Gartner on FCoE. Whoa There, Sparky

I’m too cheap to shell out the $195 (that’s $20/page!) for the latest Gartner report on FCoE, but there have been enough reports on the report that it’s not difficult to see the gist is consistent with Gartner’s long-running hate-affair with the nascent technology. I’m the first to admit that FCoE isn’t a panacea for the data center’s myriad array of issues, but Gartner seems to be far too willing to play the convenient role of grumpy old man and needs to be placed into some perspective.

As I said, I’m too cheap to shell out $200 for a 10 page report, but fortunately several trade rags have provided direct quotes of some of the hot topics which allow me to address some of the more interesting points.

Define Your Terms

Storagenewsletter points out that Joe Skorupa, research vice president at Gartner, is a wee bit skeptical about what a converged data center core can really mean, but Skorupa seems to mix and match his terms:

“The industry is abuzz with the promise of a single converged network infrastructure, this time in the data center core,” said Joe Skorupa, research vice president at Gartner. “Alternatively described as Fibre Channel over Ethernet (FCoE), Data Center Ethernet (DCE), or more precisely, Data Center Bridging (DCB), this latest set of developments hopes to succeed where InfiniBand failed in its bid to unify computing, networking and storage networks.”

There are two issues that I have with Gartner’s statement. First, FCoE != DCB. Data Center Bridging (or Converged Enhanced Ethernet, or Data Center Ethernet – pick your poison) refers to a set of Ethernet modifications which, in turn, set the stage for Fibre Channel over Ethernet. In other words, FCoE uses DCB as a superset of standards, but you do not need to have FCoE in order to have or use DCB.

Not all DCB is FCoE

Why is this important? Because understanding the nature of FCoE as it relates to the broader spectrum of Ethernet standards can mitigate confusion. If Gartner (or anyone) conflates the two it makes it easier to make criticisms that apply to one but not the other, and since Gartner begins with this erroneous assumption we have to wonder if the criticisms adequately apply to FCoE specifically, or DCB in general.

The second problem I have with this is that yes, there is a very positive potential for converged networks in the data center core, but if there weren’t why would the industry be abuzz? Gartner claims that the “buzz” is about the core “this time,” as if to say that vendors have failed to capitalize on any earlier promises and are now attempting to shift focus elsewhere.
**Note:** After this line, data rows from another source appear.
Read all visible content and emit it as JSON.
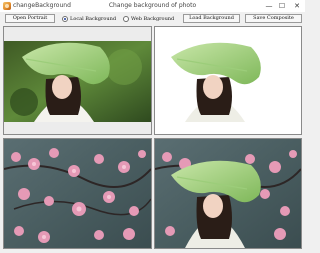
{
  "window": {
    "app_name": "changeBackground",
    "title": "Change background of photo",
    "minimize_glyph": "—",
    "maximize_glyph": "☐",
    "close_glyph": "✕"
  },
  "toolbar": {
    "open_portrait_label": "Open Portrait",
    "local_background_radio_label": "Local Background",
    "local_background_selected": true,
    "web_background_radio_label": "Web Background",
    "web_background_selected": false,
    "load_background_label": "Load Background",
    "save_composite_label": "Save Composite"
  },
  "icons": {
    "app": "app-logo-icon",
    "minimize": "minimize-icon",
    "maximize": "maximize-icon",
    "close": "close-icon"
  },
  "colors": {
    "window_bg": "#f0f0f0",
    "panel_border": "#8a8a8a",
    "radio_selected": "#1f3f9a"
  }
}
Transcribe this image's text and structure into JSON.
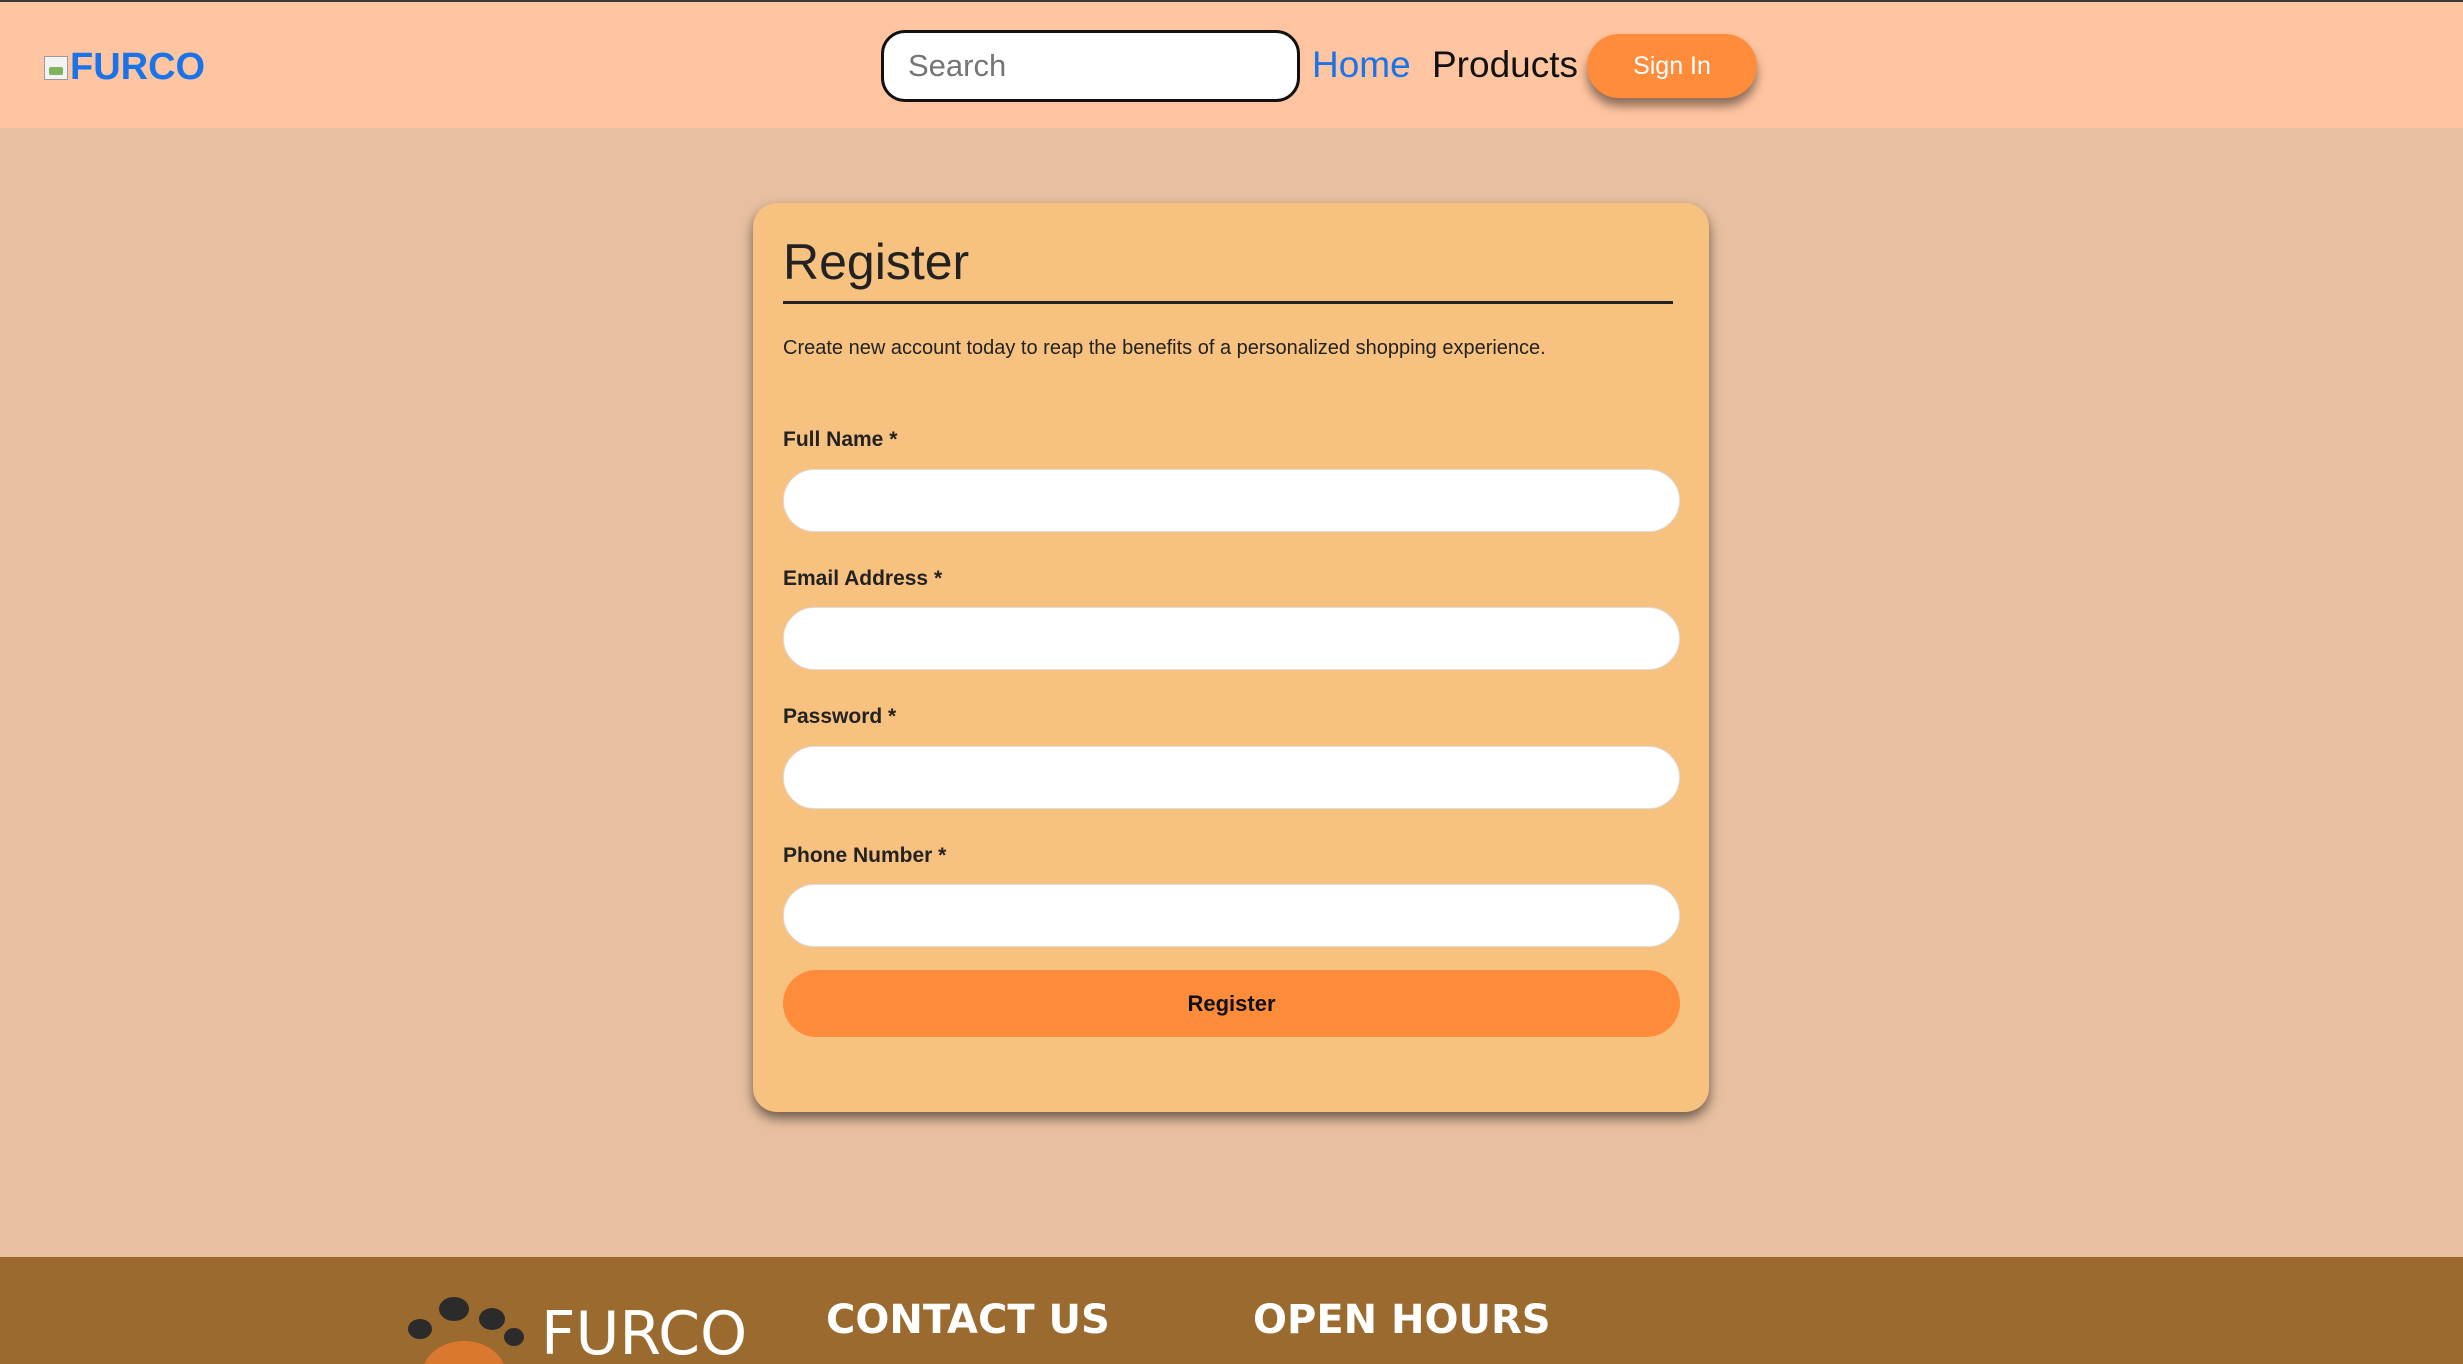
{
  "header": {
    "logo_text": "FURCO",
    "search_placeholder": "Search",
    "nav": {
      "home": "Home",
      "products": "Products"
    },
    "signin_label": "Sign In"
  },
  "form": {
    "title": "Register",
    "description": "Create new account today to reap the benefits of a personalized shopping experience.",
    "fields": [
      {
        "label": "Full Name *",
        "value": ""
      },
      {
        "label": "Email Address *",
        "value": ""
      },
      {
        "label": "Password *",
        "value": ""
      },
      {
        "label": "Phone Number *",
        "value": ""
      }
    ],
    "submit_label": "Register"
  },
  "footer": {
    "brand": "FURCO",
    "contact_heading": "CONTACT US",
    "hours_heading": "OPEN HOURS"
  },
  "colors": {
    "header_bg": "#ffc5a0",
    "page_bg": "#e8c0a1",
    "card_bg": "#f7c17f",
    "accent": "#ff8c3a",
    "link": "#1a73e8",
    "footer_bg": "#9b6a2e"
  },
  "icons": {
    "logo": "broken-image-icon",
    "footer_logo": "paw-icon"
  }
}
The potential, or promise, for a converged core is still over a year away and despite bloggers, pundits, and critics claiming that vendors have been all a-gaga about this I have yet to see an actual vendor make any claims about current promises of FCoE that have been broken.

Learning How to Count

Then we get into the crux of some of the issues:

“The promise that a single converged data center network would require fewer switches and ports doesn’t stand up to scrutiny…This is because as networks grow beyond the capacity of a single switch, ports must be dedicated to interconnecting switches. In large mesh networks, entire switches do nothing but connect switches to one another. As a result, a single converged network actually uses more ports than a separate local area network (LAN) and storage area network (SAN). Additionally, since more equipment is required, maintenance and support costs are unlikely to be reduced.”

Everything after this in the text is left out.